Key Financial Terms Simplified:
- Fiscal Deficit (FD): The amount by which the government’s spending is more than its income (excluding loans). This shows how much the government needs to borrow.
- Revenue Deficit (RD): When the government spends more on regular expenses (like salaries and subsidies) than it earns from taxes and other sources.
- Effective Revenue Deficit (ERD): Revenue Deficit minus the money given as aid to create capital assets like roads, schools, and hospitals.
- Primary Deficit (PD): Fiscal Deficit minus the interest payments on past borrowings.
- Capital Expenditure (Capex): Money spent on building long-term assets like highways, railways, and factories.
- Effective Capital Expenditure (Eff-Capex): Capital Expenditure plus grants given for creating long-term assets.
Government Spending and Income in 2025-26:
Revised Estimates (RE) for 2024-25: The government expects to spend ₹47.16 lakh crore. However, this is ₹12,764 crore less due to payments that the central government owes to states from previous years.

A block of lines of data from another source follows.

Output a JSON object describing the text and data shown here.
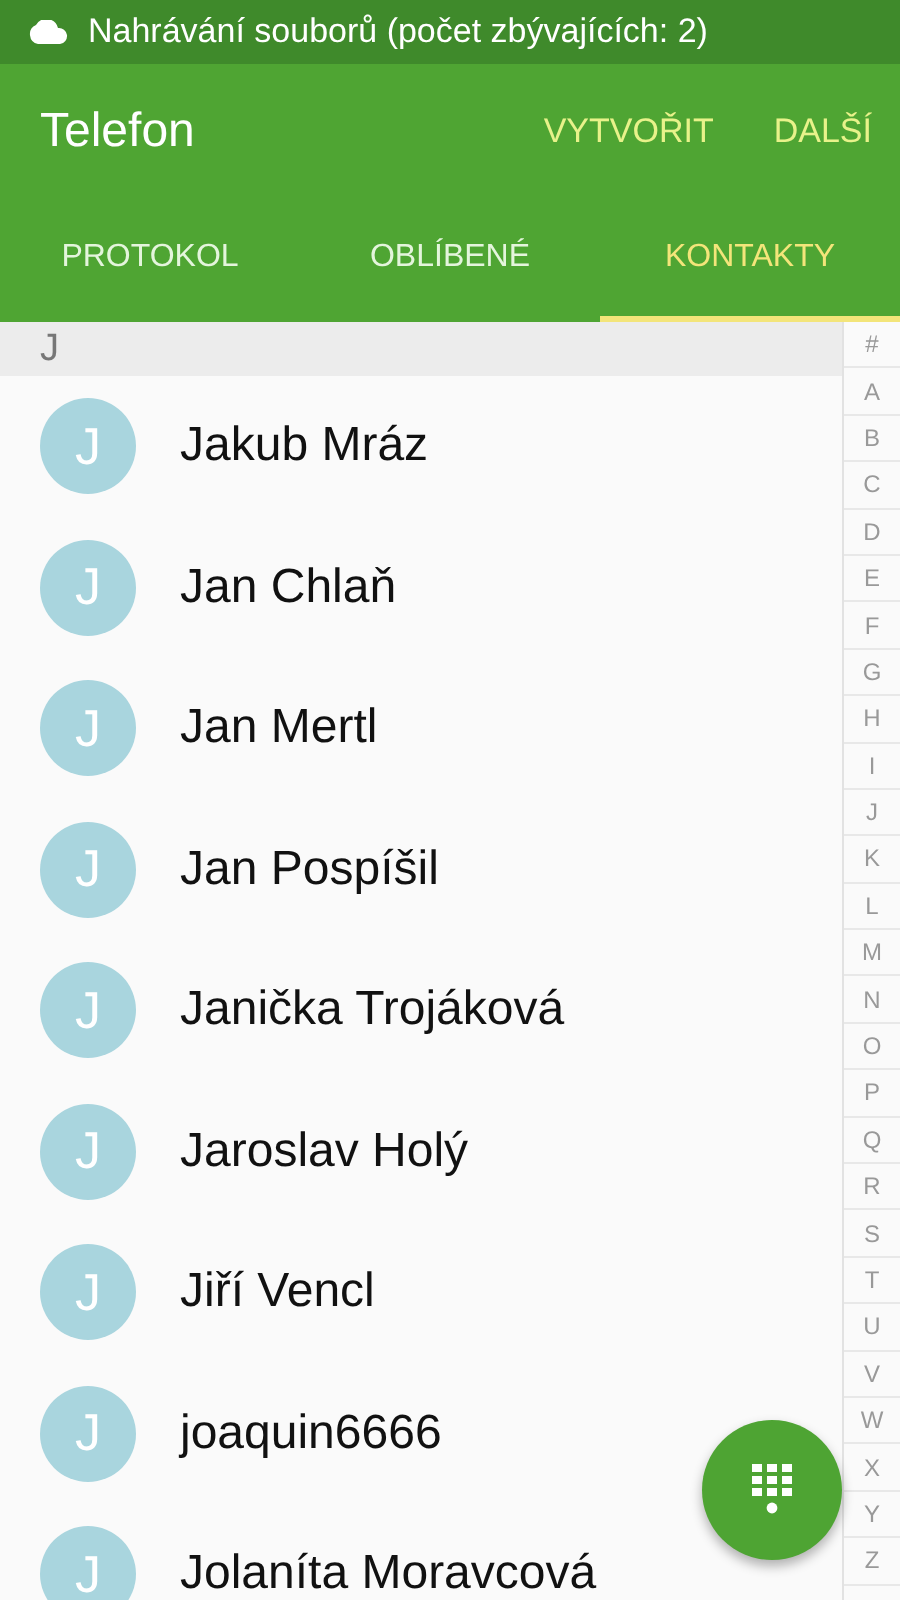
{
  "status_bar": {
    "notification": "Nahrávání souborů (počet zbývajících: 2)"
  },
  "app_bar": {
    "title": "Telefon",
    "actions": [
      "VYTVOŘIT",
      "DALŠÍ"
    ]
  },
  "tabs": [
    {
      "label": "PROTOKOL",
      "selected": false
    },
    {
      "label": "OBLÍBENÉ",
      "selected": false
    },
    {
      "label": "KONTAKTY",
      "selected": true
    }
  ],
  "section_header": "J",
  "contacts": [
    {
      "initial": "J",
      "name": "Jakub Mráz"
    },
    {
      "initial": "J",
      "name": "Jan Chlaň"
    },
    {
      "initial": "J",
      "name": "Jan Mertl"
    },
    {
      "initial": "J",
      "name": "Jan Pospíšil"
    },
    {
      "initial": "J",
      "name": "Janička Trojáková"
    },
    {
      "initial": "J",
      "name": "Jaroslav Holý"
    },
    {
      "initial": "J",
      "name": "Jiří Vencl"
    },
    {
      "initial": "J",
      "name": "joaquin6666"
    },
    {
      "initial": "J",
      "name": "Jolaníta Moravcová"
    }
  ],
  "index": [
    "#",
    "A",
    "B",
    "C",
    "D",
    "E",
    "F",
    "G",
    "H",
    "I",
    "J",
    "K",
    "L",
    "M",
    "N",
    "O",
    "P",
    "Q",
    "R",
    "S",
    "T",
    "U",
    "V",
    "W",
    "X",
    "Y",
    "Z"
  ]
}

Budget Estimates (BE) for 2025-26: The total spending is expected to rise to ₹50.65 lakh crore. Capital expenditure will be ₹11.21 lakh crore, while effective capital expenditure will be ₹15.48 lakh crore.
Economic Growth and GDP:
India’s Gross Domestic Product (GDP) for 2025-26 is estimated at ₹356.98 lakh crore, which is 10.1% higher than the revised estimate of ₹324.11 lakh crore for 2024-25, according to the National Statistical Office (NSO).
The government will also use some of its cash reserves (cash balance drawdown) to manage its financial plans.
Support to States and Union Territories:
The government will transfer ₹25.01 lakh crore to states and union territories in 2025-26, an increase of ₹4.91 lakh crore compared to 2023-24. This includes tax revenue, grants, and funds for centrally sponsored schemes.
Experts’ Opinions on the Budget:
- Dr. Raghuram Rajan (Former RBI Governor): “A higher capital expenditure indicates that the government is focusing on long-term economic growth, which is a positive move. However, managing the fiscal deficit remains crucial to avoid excessive borrowing.”
- Nirmala Sitharaman (Finance Minister): “This budget focuses on strengthening infrastructure, creating jobs, and boosting the economy while maintaining fiscal discipline.”
- Arvind Panagariya (Economist): “The increase in support to states is a good step, as it will help in regional development and ensure funds reach grassroots projects efficiently.”
- Dr. Krishnamurthy Subramanian (Former Chief Economic Advisor): “A 10.1% GDP growth estimate reflects optimism, but achieving it will depend on global economic stability and domestic demand.”




In conclusion, the Union Budget 2025-2026 reflects the government’s commitment to fostering economic growth through substantial tax reforms, significant investments in agriculture, science, and technology, and measures to promote trade and exports. By providing tax relief to the middle class and implementing initiatives aimed at various sectors, the budget seeks to stimulate consumption, encourage savings, and drive investment, thereby paving the way for a more resilient and self-reliant economy.